Supongo que habrán oído la noticia de esa discográfica estadounidense cuyo productor no quiere publicar a jóvenes talentos ni arriesgar su dinero en grupos surgidos en bares, al amparo de la noche, como la banda sonora de unos besos robados regados con alcohol. Desde hace años, y ya que la discográfica es suya, solo edita discos con versiones de rock de los 60 o grunge de los 90. Y le va bien, tan bien que otras discográficas han decidido copiar la fórmula. Al final, son cantantes y grupos desconocidos los que plasman sus nombres en las carátulas y giran unas semanas por las radios del país, pero la creatividad es de otros músicos, anteriores, que vertieron sus dudas, sus amores y sus angustias sobre la partitura y tuvieron éxito décadas atrás. Esos grupos o cantantes, amparados por el éxito asegurado de unas ventas atraídas por la nostalgia, se ven abocados a copiar, a veces literalmente, riffs ajenos, melodías y armonías que no nacieron de su imaginación, y todo por la ansiada contemplación de un nombre impreso en papel cuché.
El párrafo anterior es ficción (espero), aunque si sustituimos la palabra «discográfica» por «productora» y las palabras «disco» y «cantantes» por «película» y «guionistas y directores», tenemos una realidad apabullante: la que nos habla, no ya de la falta de creatividad en Hollywood, que dudo que sea así, sino más bien de una falta de credibilidad en las historias que se escriben. Y ante eso, obvio, si uno tiene que jugarse el dinero, prefiere hacerlo a caballo ganador. Ben-Hur es de los últimos remakes que hemos podido ver en las pantallas, pero no es el primero, claro. De un tiempo a esta parte, las carteleras se han poblado de películas basadas en cómics sobre superhéroes, revisiones modernas de clásicos (recuerden esa copia, plano a plano, pero en color, de Psicosis) o adaptaciones norteamericanas de películas de otros países (quizá sea porque los yanquis no quieren leer subtítulos o no conocen el doblaje). Incluso Disney, que siempre ha basado su producción en adaptar al cine los clásicos de la literatura infantil, se ha subido al carro. El libro de la selva con seres humanos animados por ordenador le salió bien económicamente hablando, y ahora han anunciado que rodarán El rey león. Anticipándose a las críticas, han dicho también que conservarán las canciones, quizá para remover esa nostalgia a la que aludía antes y que hará que sean muchos los que acudan acudan al cine a tararear los temas con los que crecieron. ¿Para cuándo Aladdin con personas reales? ¿O La Sirenita? Tim Burton, experto en revisiones modernas de clásicos inmortales (El planeta de los simios, Charlie y la fábrica de chocolate, Alicia en el País de las Maravillas…) va a dirigir y producir Dumbo. ¡Sorpresa! Pero le han pedido modificar el final, para que ahora sea feliz. Esperemos que no le metan mano a Bambi, porque, con otro final, pasará a ser un simple documental de naturaleza. O puede que ni eso…

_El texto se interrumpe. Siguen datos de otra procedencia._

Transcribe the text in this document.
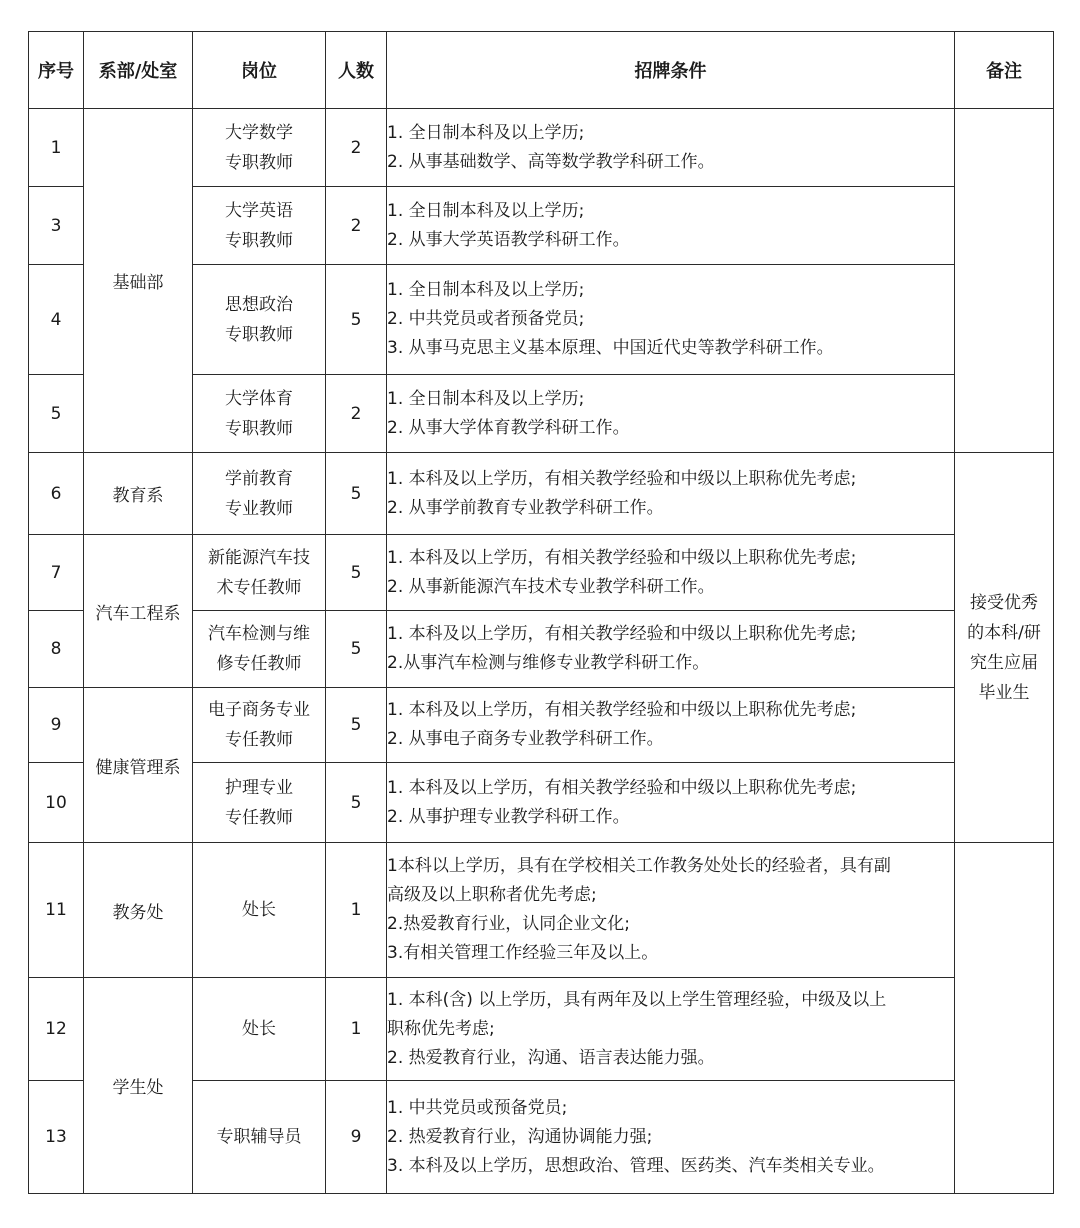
序号	系部/处室	岗位	人数	招牌条件	备注
1	基础部	大学数学
专职教师	2	1. 全日制本科及以上学历;
2. 从事基础数学、高等数学教学科研工作。	

3		大学英语
专职教师	2	1. 全日制本科及以上学历;
2. 从事大学英语教学科研工作。	

4		思想政治
专职教师	5	1. 全日制本科及以上学历;
2. 中共党员或者预备党员;
3. 从事马克思主义基本原理、中国近代史等教学科研工作。	

5		大学体育
专职教师	2	1. 全日制本科及以上学历;
2. 从事大学体育教学科研工作。	

6	教育系	学前教育
专业教师	5	1. 本科及以上学历，有相关教学经验和中级以上职称优先考虑;
2. 从事学前教育专业教学科研工作。	接受优秀
的本科/研
究生应届
毕业生

7	汽车工程系	新能源汽车技
术专任教师	5	1. 本科及以上学历，有相关教学经验和中级以上职称优先考虑;
2. 从事新能源汽车技术专业教学科研工作。	

8		汽车检测与维
修专任教师	5	1. 本科及以上学历，有相关教学经验和中级以上职称优先考虑;
2.从事汽车检测与维修专业教学科研工作。	

9	健康管理系	电子商务专业
专任教师	5	1. 本科及以上学历，有相关教学经验和中级以上职称优先考虑;
2. 从事电子商务专业教学科研工作。	

10		护理专业
专任教师	5	1. 本科及以上学历，有相关教学经验和中级以上职称优先考虑;
2. 从事护理专业教学科研工作。	

11	教务处	处长	1	1本科以上学历，具有在学校相关工作教务处处长的经验者，具有副
高级及以上职称者优先考虑;
2.热爱教育行业，认同企业文化;
3.有相关管理工作经验三年及以上。	

12	学生处	处长	1	1. 本科(含) 以上学历，具有两年及以上学生管理经验，中级及以上
职称优先考虑;
2. 热爱教育行业，沟通、语言表达能力强。	

13		专职辅导员	9	1. 中共党员或预备党员;
2. 热爱教育行业，沟通协调能力强;
3. 本科及以上学历，思想政治、管理、医药类、汽车类相关专业。	
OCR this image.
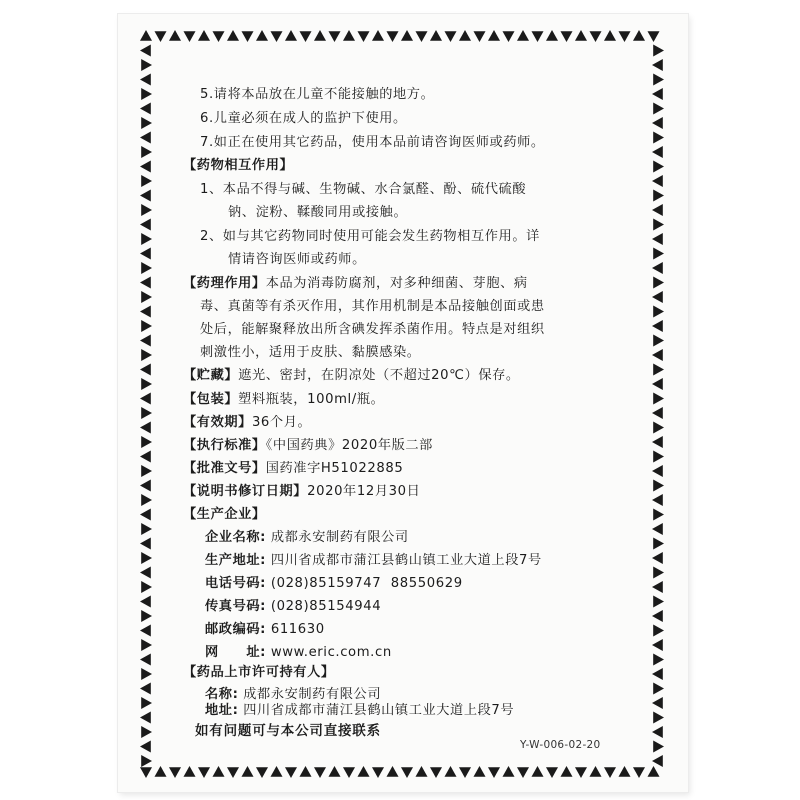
5.请将本品放在儿童不能接触的地方。
6.儿童必须在成人的监护下使用。
7.如正在使用其它药品，使用本品前请咨询医师或药师。
【药物相互作用】
1、本品不得与碱、生物碱、水合氯醛、酚、硫代硫酸
钠、淀粉、鞣酸同用或接触。
2、如与其它药物同时使用可能会发生药物相互作用。详
情请咨询医师或药师。
【药理作用】本品为消毒防腐剂，对多种细菌、芽胞、病
毒、真菌等有杀灭作用，其作用机制是本品接触创面或患
处后，能解聚释放出所含碘发挥杀菌作用。特点是对组织
刺激性小，适用于皮肤、黏膜感染。
【贮藏】遮光、密封，在阴凉处（不超过20℃）保存。
【包装】塑料瓶装，100ml/瓶。
【有效期】36个月。
【执行标准】《中国药典》2020年版二部
【批准文号】国药准字H51022885
【说明书修订日期】2020年12月30日
【生产企业】
企业名称: 成都永安制药有限公司
生产地址: 四川省成都市蒲江县鹤山镇工业大道上段7号
电话号码: (028)85159747  88550629
传真号码: (028)85154944
邮政编码: 611630
网　　址: www.eric.com.cn
【药品上市许可持有人】
名称: 成都永安制药有限公司
地址: 四川省成都市蒲江县鹤山镇工业大道上段7号
如有问题可与本公司直接联系
Y-W-006-02-20
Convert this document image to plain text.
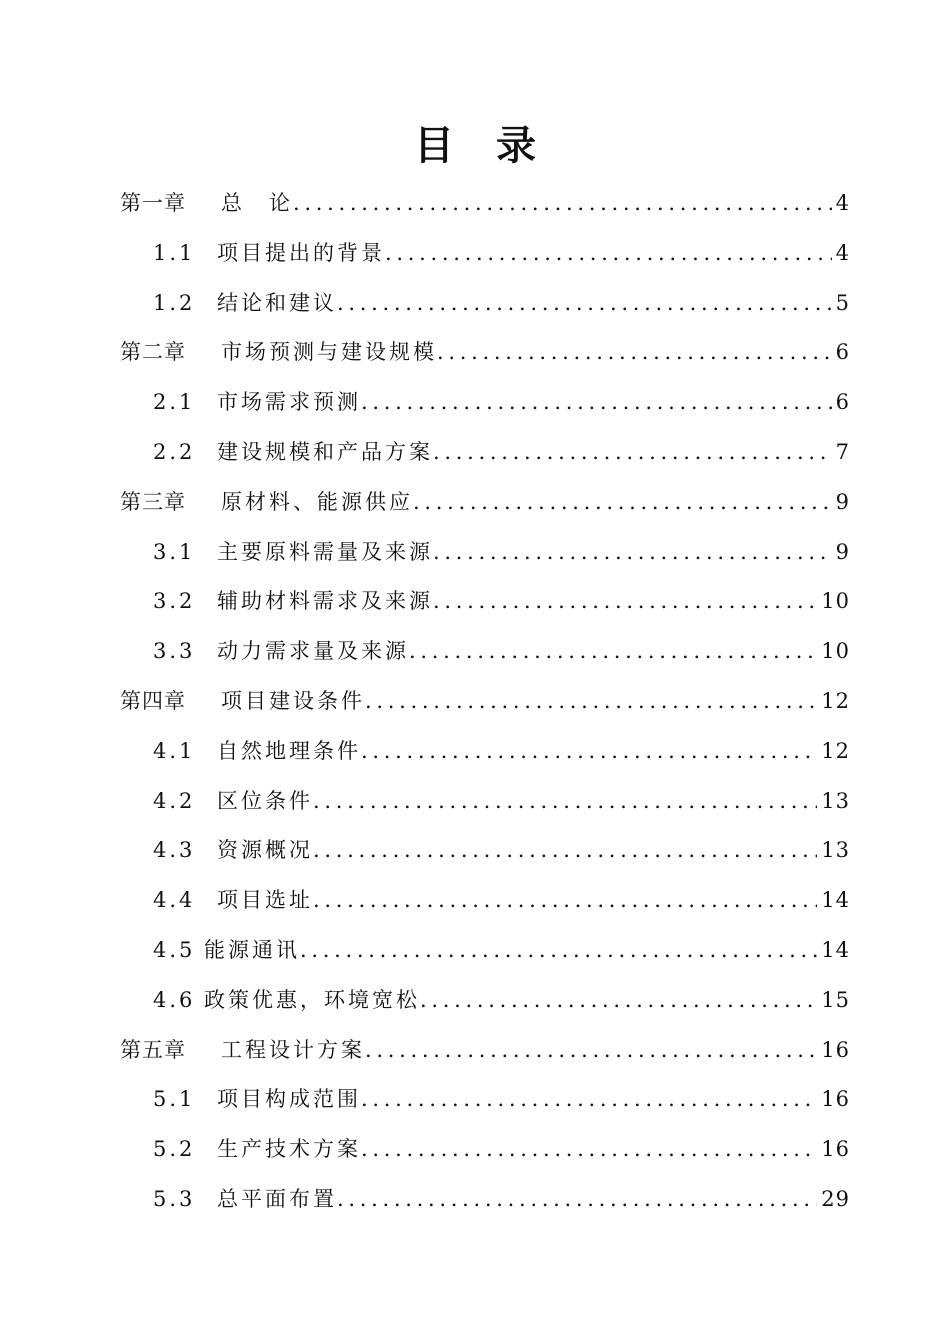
目 录
第一章	总　论 .....	4
1.1	项目提出的背景 .....	4
1.2	结论和建议 .....	5
第二章	市场预测与建设规模 .....	6
2.1	市场需求预测 .....	6
2.2	建设规模和产品方案 .....	7
第三章	原材料、能源供应 .....	9
3.1	主要原料需量及来源 .....	9
3.2	辅助材料需求及来源 .....	10
3.3	动力需求量及来源 .....	10
第四章	项目建设条件 .....	12
4.1	自然地理条件 .....	12
4.2	区位条件 .....	13
4.3	资源概况 .....	13
4.4	项目选址 .....	14
4.5 能源通讯 .....	14
4.6 政策优惠，环境宽松 .....	15
第五章	工程设计方案 .....	16
5.1	项目构成范围 .....	16
5.2	生产技术方案 .....	16
5.3	总平面布置 .....	29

Ciertamente, no creo que sea un problema de creatividad, porque sería muy extraño que esa epidemia solo les ocurriera a los norteamericanos. En España, nuestros directores y guionistas nunca han tenido que recurrir a los clásicos para estrenar películas. ¿Se imaginan un Bienvenido Mr. Marshall con otros actores que no sean Pepe Isbert o Lolita Sevilla? ¿Irían a ver Mujeres al borde de un ataque de nervios con otras actrices? ¿En serio se arriesgarían a entrar al cine a ver cómo ha dejado El espíritu de la colmena un director distinto a Víctor Erice?
Siempre he imaginado a los guionistas un poco como el personaje de Nicholas Cage en El ladrón de orquídeas: enfermizos, solitarios y trasnochadores. Ahora, además, habría que sumar a eso la imagen de una cadena al cuello atada a una máquina de escribir. El látigo es opcional. Está claro que el deseo principal de cualquier escritor es, por encima de todo, pagar las facturas a final de mes, pero es muy triste que, para lograrlo, uno tenga que vender al Diablo su creatividad.